As the sun progressed its downward journey into the horizon we stopped at the opposite end of the lake. Everyone bar my partner and I were lubricated, having drank a good few beers. The lack of an onboard toilet became evident quickly. Golden hour was just about to start manifesting itself upon this patch of land they called Nebraska. It could have been anywhere and it would have been beautiful. They kept calling it god’s country. you can see both the sunrise and sunset unimpeded here was a phrase that was repeated several times on this boat trip. I was certain that, if god did exist, he’d likely make somewhere else his country.
Fifteen hundred miles west and the sky and sea blended into one. Skies were gloomy and grey and lacked a distinct warmth that I had anticipated. Maybe it had all gone to the dogs. The scorch had died off though which was a relief and there seemed to be some respite from the incendiary opinions. But the persistence of older vandwellers was ostensible. Especially in regard to finding a free place to rest their heads.
A guy we met just outside of Ventura, offered us a free straight swap for our van for his 50ft bus. There seemed to be a distinctive lack of understanding that dwelling in a van had always meant living minimally. Parking such a huge vehicle, for free, in California, was tough. I have never done it but finding somewhere safe and quiet to park without pissing of the locals was tough in a small builders van like ours.

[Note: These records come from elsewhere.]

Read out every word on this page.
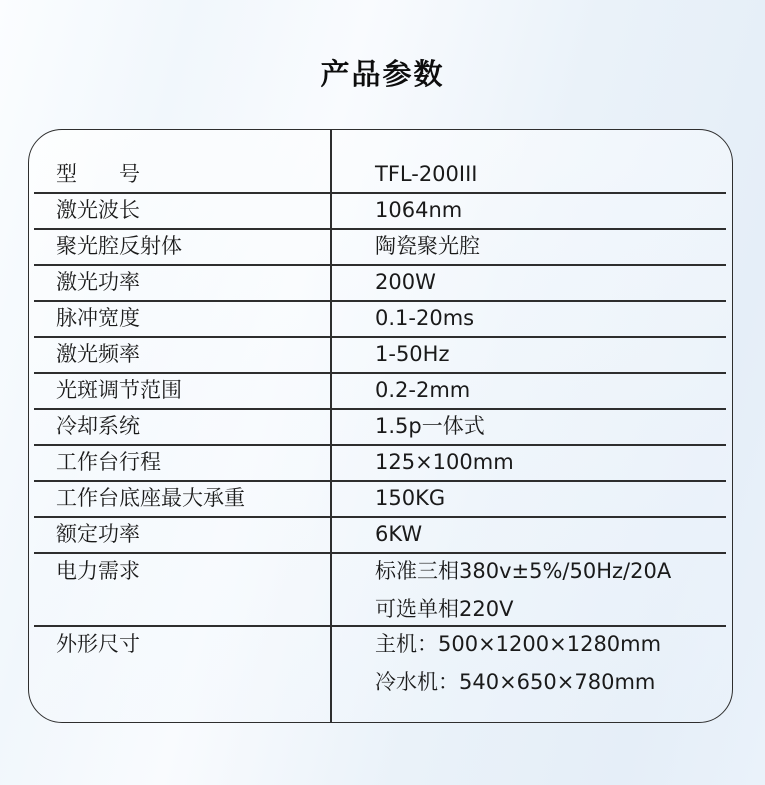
产品参数
型　　号	TFL-200III
激光波长	1064nm
聚光腔反射体	陶瓷聚光腔
激光功率	200W
脉冲宽度	0.1-20ms
激光频率	1-50Hz
光斑调节范围	0.2-2mm
冷却系统	1.5p一体式
工作台行程	125×100mm
工作台底座最大承重	150KG
额定功率	6KW
电力需求	标准三相380v±5%/50Hz/20A
可选单相220V
外形尺寸	主机：500×1200×1280mm
冷水机：540×650×780mm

It was nice to be anonymous again. Driving into such a populous state after having spent so much time in sparsely populated areas was refreshing - bar the obvious horrendous traffic. I had never enjoyed spending time in super populated areas but the key to an interesting life was change and variety. I still hadn’t seen any evidence of California going to the dogs. To me it seemed rather welcoming. It was warm, there were waves and as a long estranged Brit it wasn’t pouring with rain. How much worse could it get?

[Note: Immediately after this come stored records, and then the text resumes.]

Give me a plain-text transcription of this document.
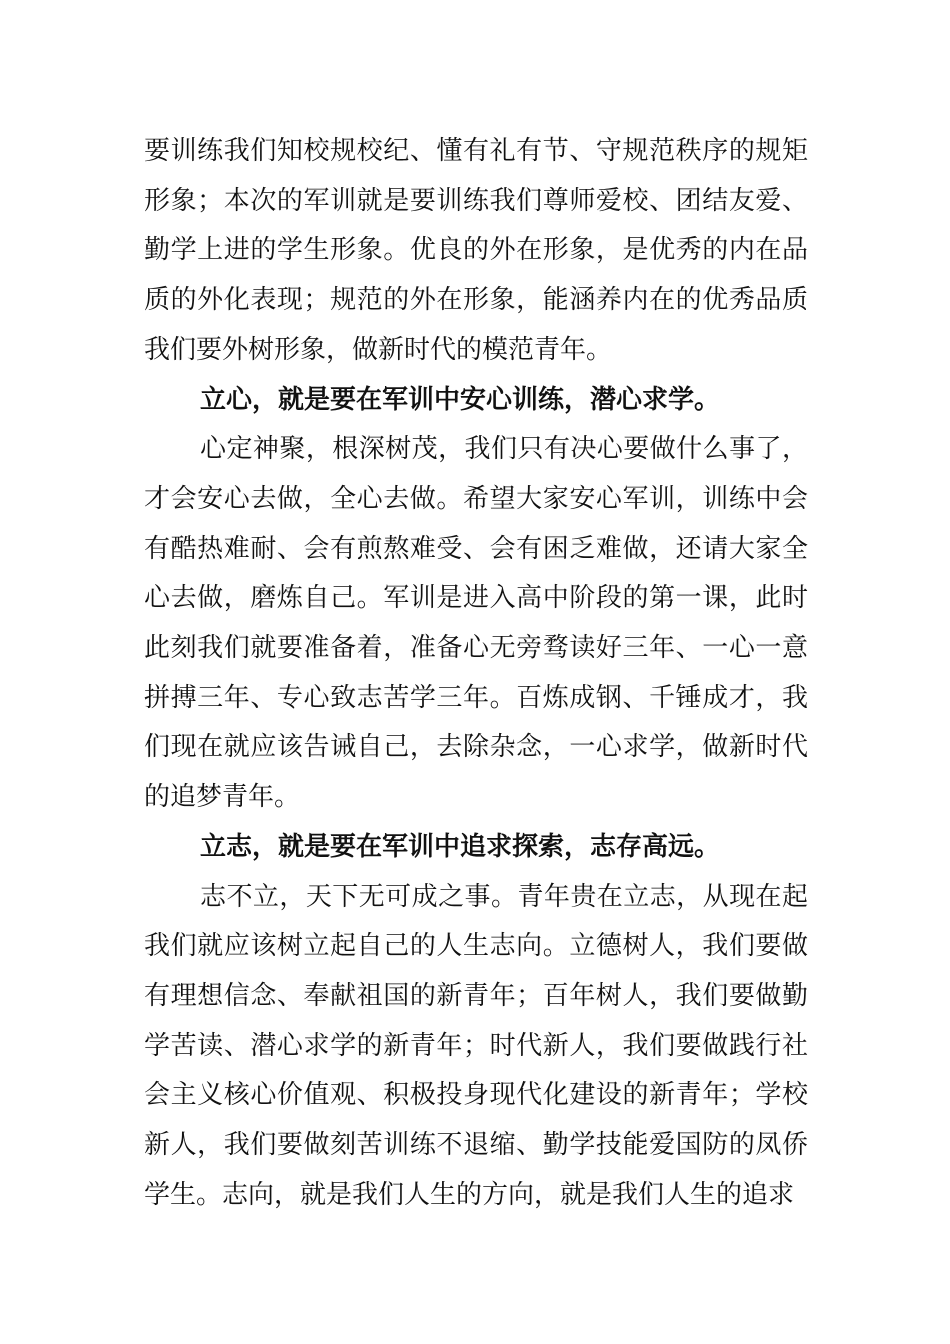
要训练我们知校规校纪、懂有礼有节、守规范秩序的规矩形象；本次的军训就是要训练我们尊师爱校、团结友爱、勤学上进的学生形象。优良的外在形象，是优秀的内在品质的外化表现；规范的外在形象，能涵养内在的优秀品质我们要外树形象，做新时代的模范青年。

立心，就是要在军训中安心训练，潜心求学。

心定神聚，根深树茂，我们只有决心要做什么事了，才会安心去做，全心去做。希望大家安心军训，训练中会有酷热难耐、会有煎熬难受、会有困乏难做，还请大家全心去做，磨炼自己。军训是进入高中阶段的第一课，此时此刻我们就要准备着，准备心无旁骛读好三年、一心一意拼搏三年、专心致志苦学三年。百炼成钢、千锤成才，我们现在就应该告诫自己，去除杂念，一心求学，做新时代的追梦青年。

立志，就是要在军训中追求探索，志存高远。

志不立，天下无可成之事。青年贵在立志，从现在起我们就应该树立起自己的人生志向。立德树人，我们要做有理想信念、奉献祖国的新青年；百年树人，我们要做勤学苦读、潜心求学的新青年；时代新人，我们要做践行社会主义核心价值观、积极投身现代化建设的新青年；学校新人，我们要做刻苦训练不退缩、勤学技能爱国防的凤侨学生。志向，就是我们人生的方向，就是我们人生的追求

Living in a van exposes you to all walks of life. Some that wanted to spend much less and live cheaply, some that didn’t want to work, some that worked and saved all their cash and some I felt like had no aim whatsoever and just cruised around finding cool spots. I always thought people lived in vans because they were priced out of the housing market but in my experience I am not sure how true that is. In general it seems that people prefered living this way because it allows them freedom from spending excessive time to pay for the things you don’t need.
I also learnt to not listen to people with opinions on places they had spent little time in. Going there and forming your own opinions was still the most surefire way of finding out and galvanising your own thoughts and opinions. While I haven’t been invited onto boats or been fed meatballs my time in California so has been fun and welcoming.
Thanks for following along as usual.